Kopi TIMES

Dekriminalisasi, Solusi Mengatasi Penyalahgunaan Narkotika dan Overcrowding Lapas

Sabtu, 25 Desember 2021 - 11:21 | 89.56k
Muhammad Rezky Pratama, Mahasiswa Fakultas Hukum Universitas Jember.
Muhammad Rezky Pratama, Mahasiswa Fakultas Hukum Universitas Jember.

TIMESINDONESIA, JEMBER – Seiring arus globalisasi yang kian meningkat, peredaran dan penyalahgunaan narkotika pun demikian. Kondisi ini tentu tidak bisa diremehkan karena dapat merusak masa depan generasi penerus bangsa.

Guna melawan dan menanggulanginya, diundangkan Undang-Undang Nomor 35 Tahun 2009 tentang Narkotika. Berpijak pada UU tersebut, banyak pecandu narkotika yang dijebloskan ke bui. Dengan kata lain, pendekatan pemidanaan dianggap dapat mengatasi penyalahgunaan narkotika. Faktanya, pendekatan pemidanaan ternyata tidak mampu mengatasi permasalahan narkotika. Terbukti dengan masih meningkatnya peredaran  narkotika, bahkan ditengah kondisi Pandemi COVID-19 saat ini.

Sejatinya, pecandu narkotika tidak bisa dianggap sebagai pelanggar tindak pidana, tetapi sebagai korban yang harus diobati. Dengan demikian, seharusnya para pecandu narkotika haruslah direhabilitasi, bukan dijebloskan ke dalam bui. Mengingat dengan rehabilitasi, pecandu akan diobati secara medis dan sosial. Oleh karena itu, penting kiranya membangun paradigma berpikir sekaligus mengubah arah kebijakan dalam penanganan penyalahgunaan narkotika.

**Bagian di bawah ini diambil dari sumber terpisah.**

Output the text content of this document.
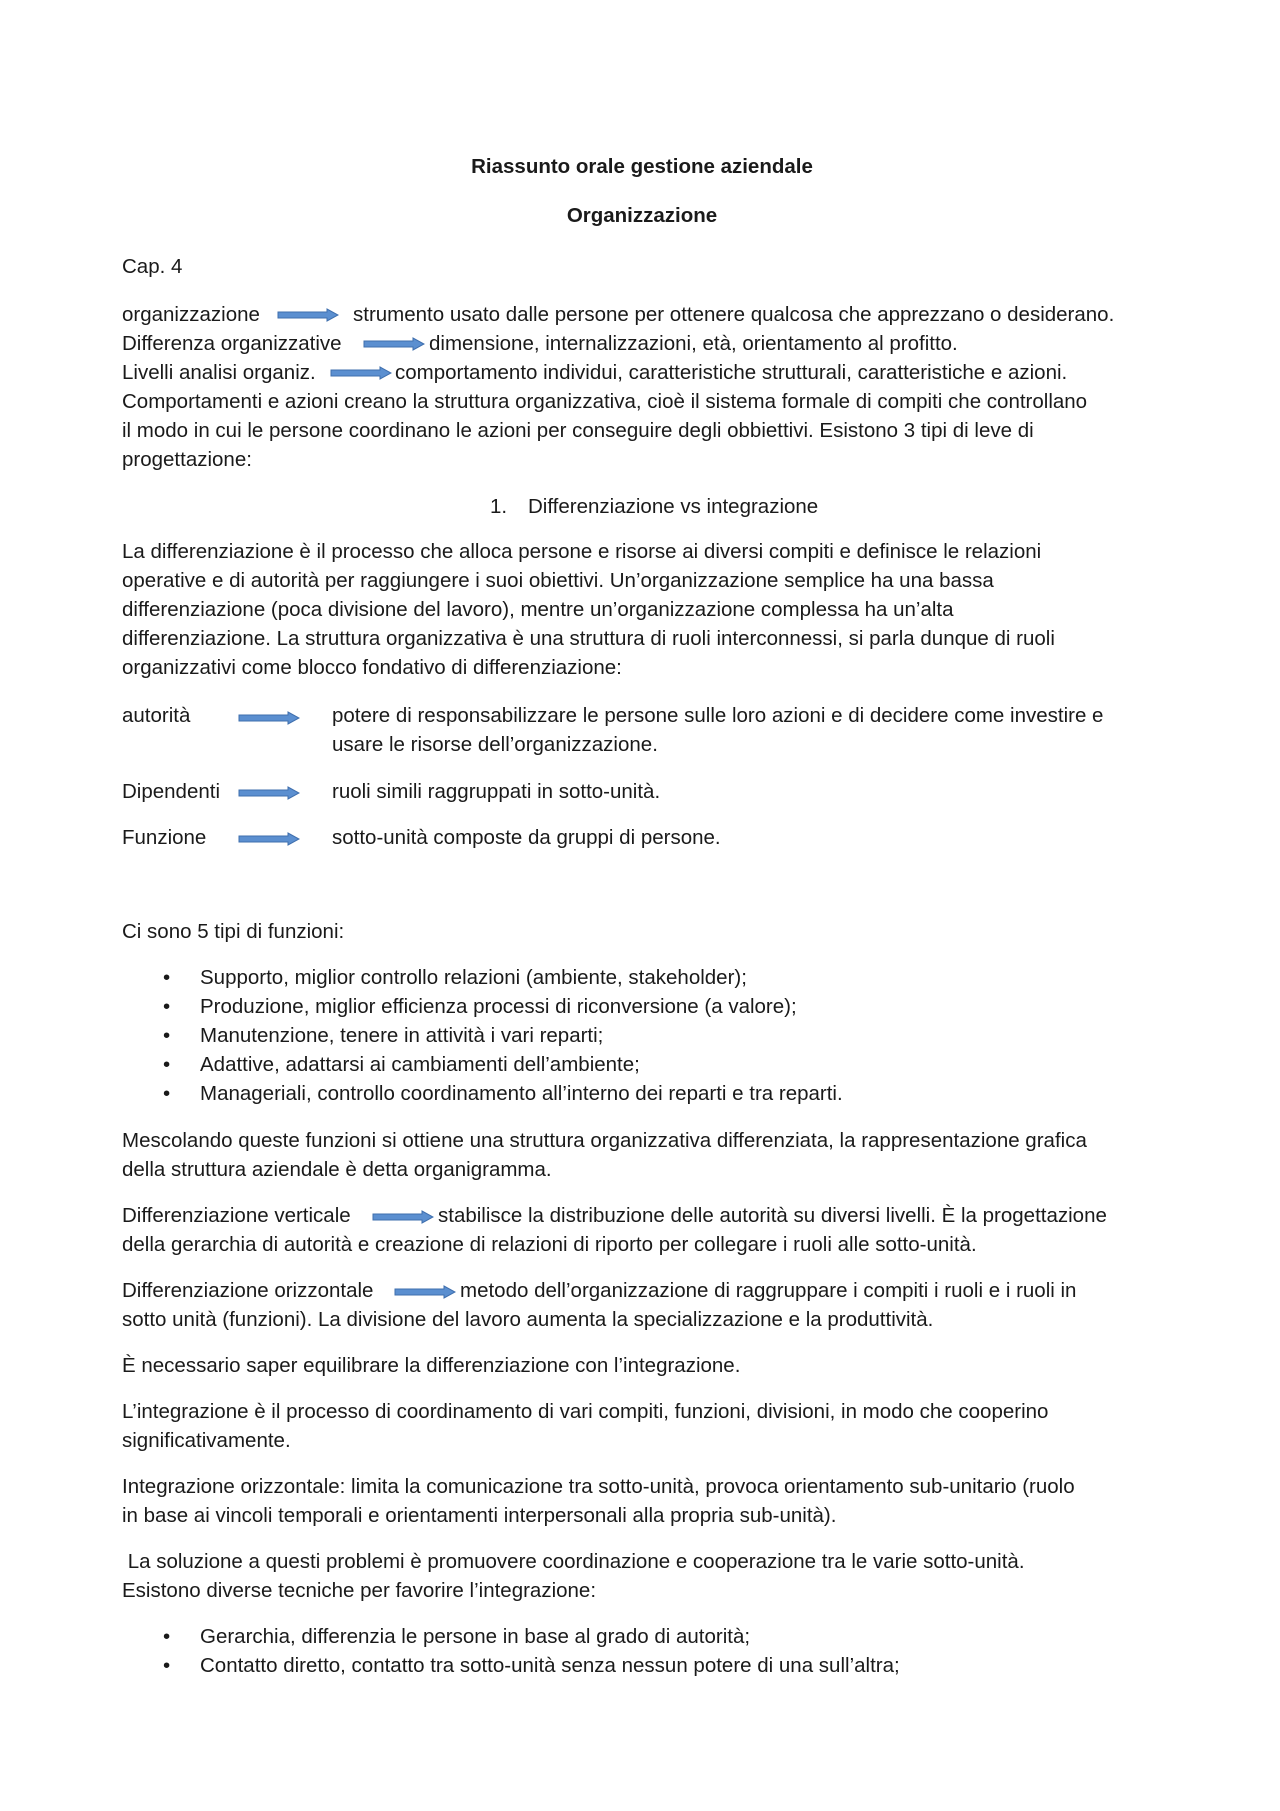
Riassunto orale gestione aziendale

Organizzazione

Cap. 4

organizzazione	strumento usato dalle persone per ottenere qualcosa che apprezzano o desiderano.

Differenza organizzative	dimensione, internalizzazioni, età, orientamento al profitto.

Livelli analisi organiz.	comportamento individui, caratteristiche strutturali, caratteristiche e azioni.

Comportamenti e azioni creano la struttura organizzativa, cioè il sistema formale di compiti che controllano

il modo in cui le persone coordinano le azioni per conseguire degli obbiettivi. Esistono 3 tipi di leve di

progettazione:

1. Differenziazione vs integrazione

La differenziazione è il processo che alloca persone e risorse ai diversi compiti e definisce le relazioni

operative e di autorità per raggiungere i suoi obiettivi. Un’organizzazione semplice ha una bassa

differenziazione (poca divisione del lavoro), mentre un’organizzazione complessa ha un’alta

differenziazione. La struttura organizzativa è una struttura di ruoli interconnessi, si parla dunque di ruoli

organizzativi come blocco fondativo di differenziazione:

autorità	potere di responsabilizzare le persone sulle loro azioni e di decidere come investire e

usare le risorse dell’organizzazione.

Dipendenti	ruoli simili raggruppati in sotto-unità.

Funzione	sotto-unità composte da gruppi di persone.

Ci sono 5 tipi di funzioni:

• Supporto, miglior controllo relazioni (ambiente, stakeholder);
• Produzione, miglior efficienza processi di riconversione (a valore);
• Manutenzione, tenere in attività i vari reparti;
• Adattive, adattarsi ai cambiamenti dell’ambiente;
• Manageriali, controllo coordinamento all’interno dei reparti e tra reparti.

Mescolando queste funzioni si ottiene una struttura organizzativa differenziata, la rappresentazione grafica

della struttura aziendale è detta organigramma.

Differenziazione verticale	stabilisce la distribuzione delle autorità su diversi livelli. È la progettazione

della gerarchia di autorità e creazione di relazioni di riporto per collegare i ruoli alle sotto-unità.

Differenziazione orizzontale	metodo dell’organizzazione di raggruppare i compiti i ruoli e i ruoli in

sotto unità (funzioni). La divisione del lavoro aumenta la specializzazione e la produttività.

È necessario saper equilibrare la differenziazione con l’integrazione.

L’integrazione è il processo di coordinamento di vari compiti, funzioni, divisioni, in modo che cooperino

significativamente.

Integrazione orizzontale: limita la comunicazione tra sotto-unità, provoca orientamento sub-unitario (ruolo

in base ai vincoli temporali e orientamenti interpersonali alla propria sub-unità).

La soluzione a questi problemi è promuovere coordinazione e cooperazione tra le varie sotto-unità.

Esistono diverse tecniche per favorire l’integrazione:

• Gerarchia, differenzia le persone in base al grado di autorità;
• Contatto diretto, contatto tra sotto-unità senza nessun potere di una sull’altra;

Apabila pecandu narkotika ditangani dengan pendekatan pemidanaan, maka justru berpotensi menciptakan 'pasar' baru di dalam lembaga pemasyarakatan (lapas). Hal ini demikian karena pecandu berada dalam satu wilayah dengan narapidana bandar atau pengedar narkotika. Artinya, antara pecandu dan bandar narkotika berpeluang besar bertemu di dalam lapas sehingga para pecandu  tidak akan bisa sembuh dan akan tetap mengkonsumsinya.

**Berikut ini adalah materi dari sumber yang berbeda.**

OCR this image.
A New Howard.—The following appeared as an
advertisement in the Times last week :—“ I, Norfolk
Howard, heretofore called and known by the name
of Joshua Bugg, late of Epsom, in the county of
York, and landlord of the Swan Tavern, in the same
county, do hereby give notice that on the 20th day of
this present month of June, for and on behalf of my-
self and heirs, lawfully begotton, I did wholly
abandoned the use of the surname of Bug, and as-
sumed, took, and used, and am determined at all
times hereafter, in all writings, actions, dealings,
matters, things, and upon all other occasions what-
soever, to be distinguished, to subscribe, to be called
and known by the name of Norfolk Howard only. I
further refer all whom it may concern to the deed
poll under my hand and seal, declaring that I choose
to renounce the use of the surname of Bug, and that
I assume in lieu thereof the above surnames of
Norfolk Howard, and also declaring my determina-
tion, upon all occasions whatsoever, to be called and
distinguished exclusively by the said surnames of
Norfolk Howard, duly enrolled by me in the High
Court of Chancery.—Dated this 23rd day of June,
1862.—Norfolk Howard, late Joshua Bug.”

Akibatnya, pecandu narkotika yang berada di dalam penjara bisa tetap mengkonsumsi barang haram ini. Selain itu, penanganan pecandu narkotika dengan pendekatan pemidanaan juga menyebabkan kelebihan daya tampung (overcrowding) lapas. Dilansir dari tempo.co, Sabtu (16/10/2021), per Agustus 2021, sebanyak 28.483 merupakan narapidana pengguna narkotika.

Pecandu narkotika tidak seharusnya dijatuhi hukuman penjara. Sebagaimana Pasal 54 UU Narkotika, penyalahguna dan pecandu narkotika wajib direhabilitasi. Namun sebaliknya, Pasal 127 ayat 1 UU Narkotika mengandung ancaman pidana maksimal 4 tahun penjara kepada penyalahguna narkotika sehingga penyalahguna tersebut tidak otomatis mendapat putusan rehabilitasi.

Dimuatnya ancaman pidana penjara dalam Pasal 127 UU Narkotika menimbulkan inkonsistensi dan kontradiksi dengan Pasal 4 dan Pasal 54 UU Narkotika. Pasal 127 inilah yang menyebabkan banyaknya penyalahguna atau pecandu narkotika yang dijatuhi pidana penjara. Oleh karena itu, kebijakan dekriminalisasi terhadap penyalahguna/pecandu narkotika harus diterapkan.

Dengan kebijakan dekriminalisasi, setiap orang yang murni hanya penyalahguna atau pecandu narkotika (tidak merangkap sebagai bandar atau pengedar) dapat menjalani rehabilitasi yang sekaligus juga dapat mengurangi overcrowding lapas. Penerapan kebijakan dekriminalisasi ini setidaknya dapat mencontoh Portugal. Portugal, melalui Law 30/2000 dapat melakukan dekriminalisasi, dimana kepemilikan dan penyalahgunaan narkotika untuk konsumsi sendiri tidak dikategorikan sebagai tindak pidana (Ramadhani, V. D., Utomo, T. C., & Paramasatya, S., 2015). Hasilnya, terjadi penurunan jumlah penggunaan narkotika di Portugal. 

Untuk dapat menerapkan dekriminalisasi, maka pasal ambigu yang digunakan untuk memidanakan penjara para penyalahguna/pecandu narkotika seperti Pasal 127 UU Narkotika harus dihapus. Bila hal ini dilakukan, maka akan sejalan dengan Pedoman Nomor 18 Tahun 2021 yang dikeluarkan oleh Jaksa Agung Republik Indonesia. Selain itu, guna mendukung proses rehabilitasi, maka perlu dibangun lebih banyak panti rehabilitasi atau menambah kapasitas daya tampungnya. Rehabilitasi kepada penyalahguna/pecandu narkotika akan dapat menyembuhkannya dari ketergantungan terhadap narkotika.

Apabila Indonesia ingin bebas dari narkotika, maka harus segera mengubah arah kebijakan dan menerapkan dekriminalisasi ini. Dengan demikian, cita-cita mengurangi dan menghapus penyalahgunaan narkotika dapat terwujud.

***

*) Oleh: Muhammad Rezky Pratama, Mahasiswa Fakultas Hukum Universitas Jember.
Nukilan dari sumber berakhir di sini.